Figure 10 be 6-(3,4- dichlorophenyl) -7,12- dihydro pyrido [3,2-b:5,4-b'] two indoles nuclear magnetic spectrogram.
Figure 11 be 6-(4- methoxyphenyl) -7,12- dihydro pyrido [3,2-b:5,4-b'] two indoles nuclear magnetic spectrogram.
Figure 12 be 6-(p-methylphenyl) -7,12- dihydro pyrido [3,2-b:5,4-b'] two indoles nuclear magnetic spectrogram.
Figure 13 be 6-(2- bromophenyl) -7,12- dihydro pyrido [3,2-b:5,4-b'] two indoles nuclear magnetic spectrogram.
Figure 14 is the nuclear magnetic spectrogram of two indoles of 6- phenethyl -7,12- dihydro pyrido [3,2-b:5,4-b'].
Specific embodiment
In order to understand the present invention, below with reference to examples of implementation, the invention will be further described: following examples of implementation are to say Bright property, it is not restrictive, cannot be limited the scope of protection of the present invention with following embodiments.
The general structure of double trypoline analog derivatives of the present invention is as follows:
The wherein R1For C1-10Alkyl chain, aryl and heteroaryl, R2For hydrogen atom, halogen, methoxyl group, C1-3Alkyl, Nitro, cyano, R3For hydrogen atom, halogen, methoxyl group, C1-3Alkyl, nitro, cyano.

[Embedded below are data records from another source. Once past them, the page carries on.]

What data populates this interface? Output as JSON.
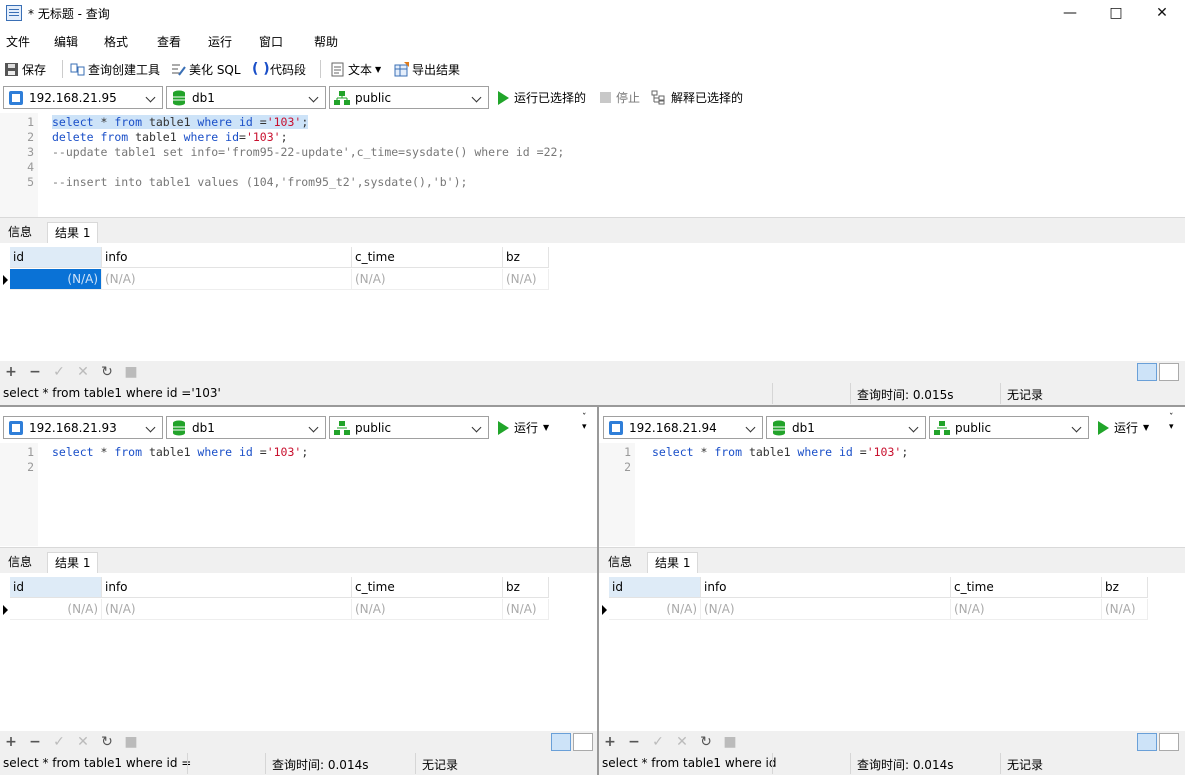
{
  "window": {
    "title": "* 无标题 - 查询"
  },
  "menu": [
    "文件",
    "编辑",
    "格式",
    "查看",
    "运行",
    "窗口",
    "帮助"
  ],
  "toolbar": {
    "save": "保存",
    "query_builder": "查询创建工具",
    "beautify": "美化 SQL",
    "snippet": "代码段",
    "text": "文本",
    "export": "导出结果"
  },
  "top_conn": {
    "host": "192.168.21.95",
    "db": "db1",
    "schema": "public",
    "run_selected": "运行已选择的",
    "stop": "停止",
    "explain_selected": "解释已选择的"
  },
  "editor_top": {
    "lines": [
      "1",
      "2",
      "3",
      "4",
      "5"
    ]
  },
  "result_tabs": {
    "info": "信息",
    "result1": "结果 1"
  },
  "columns": [
    "id",
    "info",
    "c_time",
    "bz"
  ],
  "null_value": "(N/A)",
  "top_status": {
    "sql": "select * from table1 where id ='103'",
    "time": "查询时间: 0.015s",
    "records": "无记录"
  },
  "left_conn": {
    "host": "192.168.21.93",
    "db": "db1",
    "schema": "public",
    "run": "运行"
  },
  "right_conn": {
    "host": "192.168.21.94",
    "db": "db1",
    "schema": "public",
    "run": "运行"
  },
  "sub_editor": {
    "lines": [
      "1",
      "2"
    ]
  },
  "left_status": {
    "sql": "select * from table1 where id =",
    "time": "查询时间: 0.014s",
    "records": "无记录"
  },
  "right_status": {
    "sql": "select * from table1 where id",
    "time": "查询时间: 0.014s",
    "records": "无记录"
  },
  "colors": {
    "accent": "#0a72d6",
    "selection": "#cde3f8",
    "keyword": "#1a4fc8",
    "string": "#c8102e",
    "run_green": "#21a52a"
  }
}
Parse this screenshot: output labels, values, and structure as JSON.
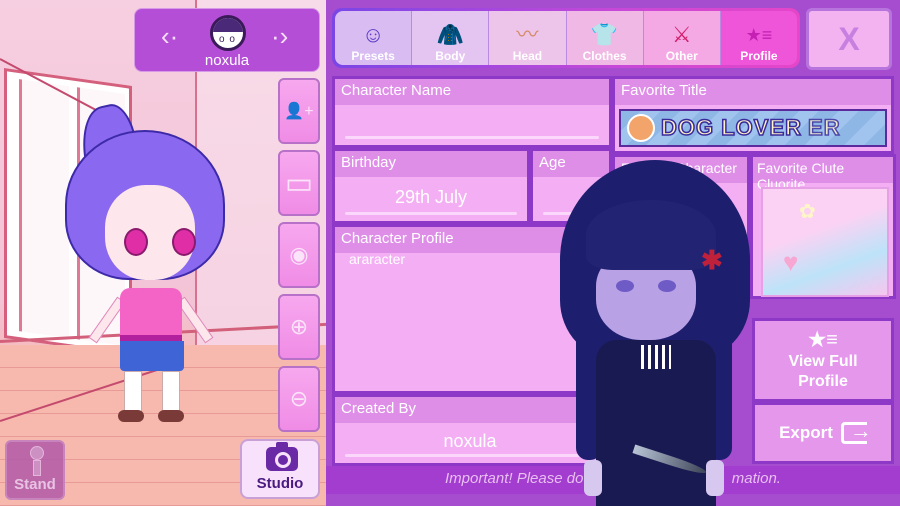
{
  "scene": {
    "selector": {
      "prev_icon": "chevron-left-icon",
      "next_icon": "chevron-right-icon",
      "character_name": "noxula"
    },
    "tools": [
      {
        "name": "add-character",
        "icon": "add-person-icon",
        "glyph": "👤+"
      },
      {
        "name": "background",
        "icon": "image-icon",
        "glyph": "▭"
      },
      {
        "name": "visibility",
        "icon": "eye-icon",
        "glyph": "◉"
      },
      {
        "name": "zoom-in",
        "icon": "zoom-in-icon",
        "glyph": "⊕"
      },
      {
        "name": "zoom-out",
        "icon": "zoom-out-icon",
        "glyph": "⊖"
      }
    ],
    "stand_label": "Stand",
    "studio_label": "Studio"
  },
  "tabs": [
    {
      "label": "Presets",
      "icon": "person-outline-icon",
      "glyph": "☺"
    },
    {
      "label": "Body",
      "icon": "jacket-icon",
      "glyph": "🧥"
    },
    {
      "label": "Head",
      "icon": "hair-icon",
      "glyph": "〰"
    },
    {
      "label": "Clothes",
      "icon": "tshirt-icon",
      "glyph": "👕"
    },
    {
      "label": "Other",
      "icon": "sword-cat-icon",
      "glyph": "⚔"
    },
    {
      "label": "Profile",
      "icon": "star-list-icon",
      "glyph": "★≡"
    }
  ],
  "active_tab": "Profile",
  "close_label": "X",
  "profile": {
    "character_name": {
      "label": "Character Name",
      "value": ""
    },
    "birthday": {
      "label": "Birthday",
      "value": "29th July"
    },
    "age": {
      "label": "Age",
      "value": ""
    },
    "character_profile": {
      "label": "Character Profile",
      "value": "araracter"
    },
    "created_by": {
      "label": "Created By",
      "value": "noxula"
    },
    "favorite_title": {
      "label": "Favorite Title",
      "value": "DOG LOVER",
      "suffix": "ER"
    },
    "favorite_character": {
      "label": "Favorite Character"
    },
    "favorite_cute": {
      "label": "Favorite Clute Cluorite"
    }
  },
  "actions": {
    "view_full_profile": {
      "label_line1": "View Full",
      "label_line2": "Profile",
      "icon": "★≡"
    },
    "export": {
      "label": "Export"
    }
  },
  "notice": {
    "left": "Important! Please do",
    "right": "mation."
  },
  "colors": {
    "panel_bg": "#a54ccf",
    "field_bg": "#f4aef4",
    "field_head": "#df8ee8",
    "active_tab": "#ee55d8",
    "accent_purple": "#8d38c7"
  }
}
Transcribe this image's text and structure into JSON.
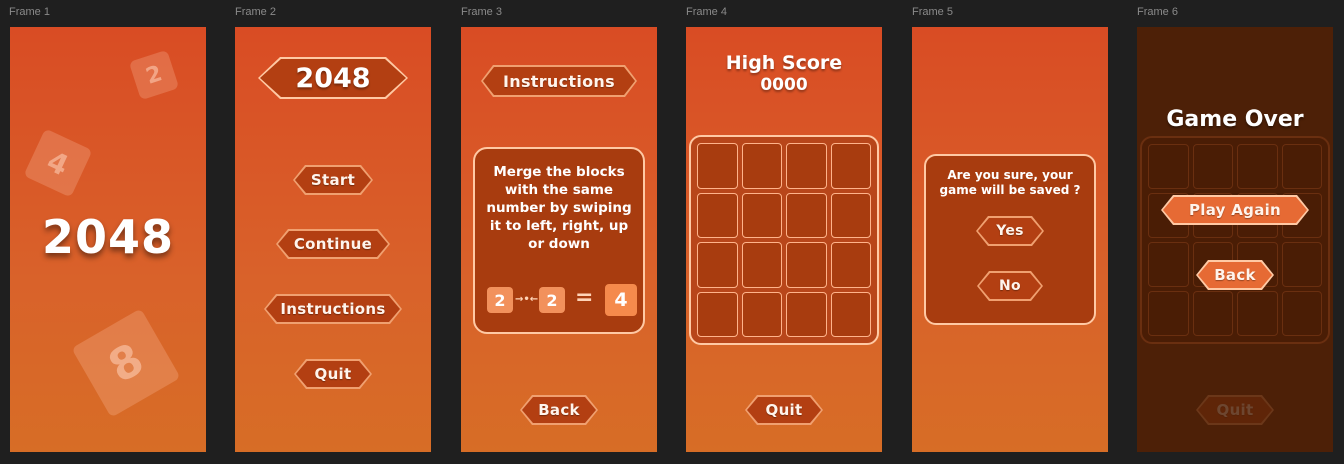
{
  "frames": [
    {
      "label": "Frame 1"
    },
    {
      "label": "Frame 2"
    },
    {
      "label": "Frame 3"
    },
    {
      "label": "Frame 4"
    },
    {
      "label": "Frame 5"
    },
    {
      "label": "Frame 6"
    }
  ],
  "splash": {
    "title": "2048",
    "tiles": [
      "2",
      "4",
      "8"
    ]
  },
  "menu": {
    "title": "2048",
    "buttons": [
      "Start",
      "Continue",
      "Instructions",
      "Quit"
    ]
  },
  "instructions": {
    "title": "Instructions",
    "text": "Merge the blocks with the same number by swiping it to left, right, up or down",
    "example": {
      "a": "2",
      "b": "2",
      "eq": "=",
      "result": "4"
    },
    "back": "Back"
  },
  "highscore": {
    "title": "High Score",
    "score": "0000",
    "quit": "Quit"
  },
  "confirm": {
    "question": "Are you sure, your game will be saved ?",
    "yes": "Yes",
    "no": "No"
  },
  "gameover": {
    "title": "Game Over",
    "play_again": "Play Again",
    "back": "Back",
    "quit": "Quit"
  },
  "colors": {
    "background": "#1f1f1f",
    "frame_gradient_top": "#d94c24",
    "frame_gradient_bottom": "#d76d26",
    "button_fill": "#b33f12",
    "button_border": "#ffc9a4",
    "dark_frame": "#4d2007"
  }
}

Double specific synthetic routes of trypoline analog derivative are as follows:
The wherein R1For C1-10Alkyl chain, aryl and heteroaryl, R2For hydrogen atom, halogen, methoxyl group, C1-3Alkyl, Nitro, cyano, R3For hydrogen atom, halogen, methoxyl group, C1-3Alkyl, nitro, cyano.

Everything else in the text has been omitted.